“Emma?” He nudged his father and pointed. “Is that Emma?”
“Looks like,” Jeffrey said. He waved and caught her attention. She jogged over to them, huffing and out of breath. “Oh God, am I late? It’s been so hard getting a car during the holidays this year, I thought I wasn’t going to make it.” She looked between them. “Hi.”
The Mooney men stared, jaws dropped.
“What are you doing here?” Andrew blurted. His father hit him in the chest, and he coughed. “I mean, I wasn’t expecting you.”
She shifted the flowers to one arm and reached into her pocket, pulling out a piece of paper. “Oh. Well, I was invited.”

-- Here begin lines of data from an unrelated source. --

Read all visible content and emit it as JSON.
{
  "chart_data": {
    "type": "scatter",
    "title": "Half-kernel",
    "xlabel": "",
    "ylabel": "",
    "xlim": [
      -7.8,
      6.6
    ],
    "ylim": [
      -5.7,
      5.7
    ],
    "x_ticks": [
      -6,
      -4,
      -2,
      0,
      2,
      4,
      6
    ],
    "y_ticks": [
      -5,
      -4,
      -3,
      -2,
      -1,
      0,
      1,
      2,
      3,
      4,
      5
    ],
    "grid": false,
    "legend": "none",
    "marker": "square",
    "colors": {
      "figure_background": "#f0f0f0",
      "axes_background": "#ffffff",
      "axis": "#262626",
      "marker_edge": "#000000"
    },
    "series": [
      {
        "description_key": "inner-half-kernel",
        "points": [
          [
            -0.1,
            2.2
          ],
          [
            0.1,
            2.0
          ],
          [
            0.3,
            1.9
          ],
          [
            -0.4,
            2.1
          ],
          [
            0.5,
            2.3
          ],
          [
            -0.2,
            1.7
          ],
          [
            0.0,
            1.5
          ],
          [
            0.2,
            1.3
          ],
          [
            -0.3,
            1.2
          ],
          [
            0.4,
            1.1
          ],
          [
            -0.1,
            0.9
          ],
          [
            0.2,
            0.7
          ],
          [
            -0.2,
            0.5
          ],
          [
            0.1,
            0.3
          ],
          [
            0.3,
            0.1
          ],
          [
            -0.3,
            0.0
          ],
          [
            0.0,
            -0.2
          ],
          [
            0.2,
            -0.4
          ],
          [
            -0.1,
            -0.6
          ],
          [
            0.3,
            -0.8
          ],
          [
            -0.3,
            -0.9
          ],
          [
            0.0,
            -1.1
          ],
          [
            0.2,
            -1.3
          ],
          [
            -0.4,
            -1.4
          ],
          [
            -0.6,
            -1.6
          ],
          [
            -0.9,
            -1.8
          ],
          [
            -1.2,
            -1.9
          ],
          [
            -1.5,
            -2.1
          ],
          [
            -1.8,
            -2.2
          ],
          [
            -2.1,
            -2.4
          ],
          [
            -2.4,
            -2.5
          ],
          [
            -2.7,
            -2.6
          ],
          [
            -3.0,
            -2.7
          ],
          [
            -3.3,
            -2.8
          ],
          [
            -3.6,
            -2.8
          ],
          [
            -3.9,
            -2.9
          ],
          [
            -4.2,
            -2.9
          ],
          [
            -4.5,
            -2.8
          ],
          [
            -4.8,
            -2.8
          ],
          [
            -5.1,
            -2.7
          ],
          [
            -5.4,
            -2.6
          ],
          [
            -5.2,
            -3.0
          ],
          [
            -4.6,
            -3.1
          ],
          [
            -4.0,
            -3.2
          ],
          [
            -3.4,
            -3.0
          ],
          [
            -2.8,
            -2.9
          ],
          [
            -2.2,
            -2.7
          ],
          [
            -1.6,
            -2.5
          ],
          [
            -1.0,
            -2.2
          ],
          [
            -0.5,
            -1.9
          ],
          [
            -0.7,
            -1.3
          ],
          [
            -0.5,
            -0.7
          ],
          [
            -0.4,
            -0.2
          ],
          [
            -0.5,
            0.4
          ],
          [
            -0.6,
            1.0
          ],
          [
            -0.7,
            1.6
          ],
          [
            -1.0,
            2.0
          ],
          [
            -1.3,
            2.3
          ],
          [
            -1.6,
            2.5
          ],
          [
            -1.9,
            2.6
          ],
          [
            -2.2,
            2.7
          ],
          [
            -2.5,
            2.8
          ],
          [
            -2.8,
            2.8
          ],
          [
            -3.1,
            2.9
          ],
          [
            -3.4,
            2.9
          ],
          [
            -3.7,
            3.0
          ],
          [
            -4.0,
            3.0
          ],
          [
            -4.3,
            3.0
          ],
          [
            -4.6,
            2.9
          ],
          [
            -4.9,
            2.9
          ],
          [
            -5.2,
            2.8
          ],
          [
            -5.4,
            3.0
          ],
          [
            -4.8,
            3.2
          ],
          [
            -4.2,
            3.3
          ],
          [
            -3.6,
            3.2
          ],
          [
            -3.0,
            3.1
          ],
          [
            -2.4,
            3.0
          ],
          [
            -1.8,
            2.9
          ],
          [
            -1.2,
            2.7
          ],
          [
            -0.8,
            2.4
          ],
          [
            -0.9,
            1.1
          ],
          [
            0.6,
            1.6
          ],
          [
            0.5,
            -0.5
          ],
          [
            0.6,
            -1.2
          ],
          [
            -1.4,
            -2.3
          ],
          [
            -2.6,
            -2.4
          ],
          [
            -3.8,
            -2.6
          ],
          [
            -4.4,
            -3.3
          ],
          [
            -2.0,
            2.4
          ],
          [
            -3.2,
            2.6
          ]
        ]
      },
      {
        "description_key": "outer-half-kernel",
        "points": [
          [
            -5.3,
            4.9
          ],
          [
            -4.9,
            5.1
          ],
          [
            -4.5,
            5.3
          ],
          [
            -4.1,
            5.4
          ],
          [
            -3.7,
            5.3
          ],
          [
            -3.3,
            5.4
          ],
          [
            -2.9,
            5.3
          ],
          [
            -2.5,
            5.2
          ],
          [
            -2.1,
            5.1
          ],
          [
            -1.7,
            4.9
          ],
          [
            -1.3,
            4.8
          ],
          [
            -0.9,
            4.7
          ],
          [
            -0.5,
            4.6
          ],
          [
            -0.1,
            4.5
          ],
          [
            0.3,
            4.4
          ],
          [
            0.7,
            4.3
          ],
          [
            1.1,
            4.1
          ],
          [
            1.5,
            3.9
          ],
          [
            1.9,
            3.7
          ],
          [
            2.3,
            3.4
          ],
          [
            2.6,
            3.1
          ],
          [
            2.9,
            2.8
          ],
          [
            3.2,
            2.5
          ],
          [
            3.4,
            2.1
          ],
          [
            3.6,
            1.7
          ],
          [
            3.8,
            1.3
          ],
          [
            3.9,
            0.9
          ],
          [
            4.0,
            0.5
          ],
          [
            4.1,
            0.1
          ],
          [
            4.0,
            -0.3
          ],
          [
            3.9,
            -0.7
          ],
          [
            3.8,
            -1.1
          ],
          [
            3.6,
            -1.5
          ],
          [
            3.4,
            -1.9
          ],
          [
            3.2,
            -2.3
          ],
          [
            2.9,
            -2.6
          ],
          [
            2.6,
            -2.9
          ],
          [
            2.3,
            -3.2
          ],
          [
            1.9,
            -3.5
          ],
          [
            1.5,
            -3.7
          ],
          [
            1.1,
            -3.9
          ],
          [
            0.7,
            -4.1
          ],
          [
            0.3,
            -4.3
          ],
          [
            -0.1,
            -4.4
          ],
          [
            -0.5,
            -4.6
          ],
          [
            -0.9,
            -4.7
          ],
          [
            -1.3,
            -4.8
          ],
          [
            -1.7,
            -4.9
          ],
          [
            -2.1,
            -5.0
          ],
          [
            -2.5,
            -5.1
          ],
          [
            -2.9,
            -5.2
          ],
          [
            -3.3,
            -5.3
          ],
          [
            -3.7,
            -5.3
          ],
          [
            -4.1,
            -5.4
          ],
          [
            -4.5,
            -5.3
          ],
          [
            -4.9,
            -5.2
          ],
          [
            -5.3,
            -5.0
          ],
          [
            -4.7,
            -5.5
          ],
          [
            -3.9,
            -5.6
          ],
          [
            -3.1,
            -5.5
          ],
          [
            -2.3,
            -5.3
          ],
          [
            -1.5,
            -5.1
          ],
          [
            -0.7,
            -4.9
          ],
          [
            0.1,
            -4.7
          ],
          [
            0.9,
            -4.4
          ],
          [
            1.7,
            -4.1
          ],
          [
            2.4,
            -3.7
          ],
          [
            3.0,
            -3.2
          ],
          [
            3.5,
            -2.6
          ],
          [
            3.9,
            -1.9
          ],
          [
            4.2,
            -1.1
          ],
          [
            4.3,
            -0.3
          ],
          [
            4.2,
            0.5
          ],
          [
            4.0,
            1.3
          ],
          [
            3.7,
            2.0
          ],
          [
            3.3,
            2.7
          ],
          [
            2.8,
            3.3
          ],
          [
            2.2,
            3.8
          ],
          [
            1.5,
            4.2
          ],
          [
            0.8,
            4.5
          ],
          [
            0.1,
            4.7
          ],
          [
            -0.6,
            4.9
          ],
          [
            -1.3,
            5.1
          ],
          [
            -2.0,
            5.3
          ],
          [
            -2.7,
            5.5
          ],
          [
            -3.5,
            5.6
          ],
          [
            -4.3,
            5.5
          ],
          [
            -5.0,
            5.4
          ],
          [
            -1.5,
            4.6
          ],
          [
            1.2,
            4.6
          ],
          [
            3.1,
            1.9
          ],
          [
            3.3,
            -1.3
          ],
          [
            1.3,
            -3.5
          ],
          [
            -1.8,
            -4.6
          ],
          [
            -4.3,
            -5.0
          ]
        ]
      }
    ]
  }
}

“You were?” he asked. Her hair was twisted into some kind of knot on the back of her head, and a couple of stray strands fell around her face. So pretty.
Jeffrey whacked him again. “What my son means to say is that it’s nice to see you again, and no, you’re not late. We were about to go in.”
“Great. Thank you, Jeffrey.” She scowled at Andrew.
He shifted his weight under her stare, fidgeting like a madman. “I don’t mean to be rude, but how did you end up here tonight? Not that I’m complaining. I’m not. It’s just...” He scratched his five o’clock shadow. “It’s... wow... you look...stunning.”
She smiled tersely. “I told you. I was invited.”
“By whom?”
She shoved the piece of paper toward him, the same invitation for the show that the girls had made him and Jeffrey. The photocopied play information had dotted lines for the kids to write in invitees on top of the sheet, and dotted lines for them to sign the bottom. On top of Emma’s sheet, the girls had written in crayon: Miss Emma. On the bottom of the sheet, they signed it Devon and Bella. They’d drawn a cupcake next to their names.
His heart beat sped up. “And you actually came?”
“Of course,” she said. “That’s the cutest invitation I’ve ever received, and they wanted me here. How could I not come? I hope it’s okay.”
“You could have let me know. I would have picked you up.”
They’d reached the door to the auditorium. Jeffrey held it open, and Andrew shifted to the side to let Emma in first.
As she walked by, she lifted her chin. “You said in your text that you didn’t want to talk to me until after the holidays, Andrew.”
His father scoffed.
Andrew twisted to shoot his father a look as he followed Emma into the auditorium, still holding her invitation. She walked a couple of steps in front of him, looking for empty seats.
He jogged to catch up. “That was a poorly worded text message,” he said, over the band’s rendition of Jingle Bells.
“Uh-huh.” She pointed to three seats in the middle of a row. “How about there?”
Without waiting for him to respond, she wiggled her way into the middle of the row, holding the flowers high, squeezing past the families singing along to the Christmas tune. She sat in the farthest seat. Andrew settled next to her, and then Jeffrey followed in the third seat. She handed Andrew the flowers and stood again, shimmying off her coat.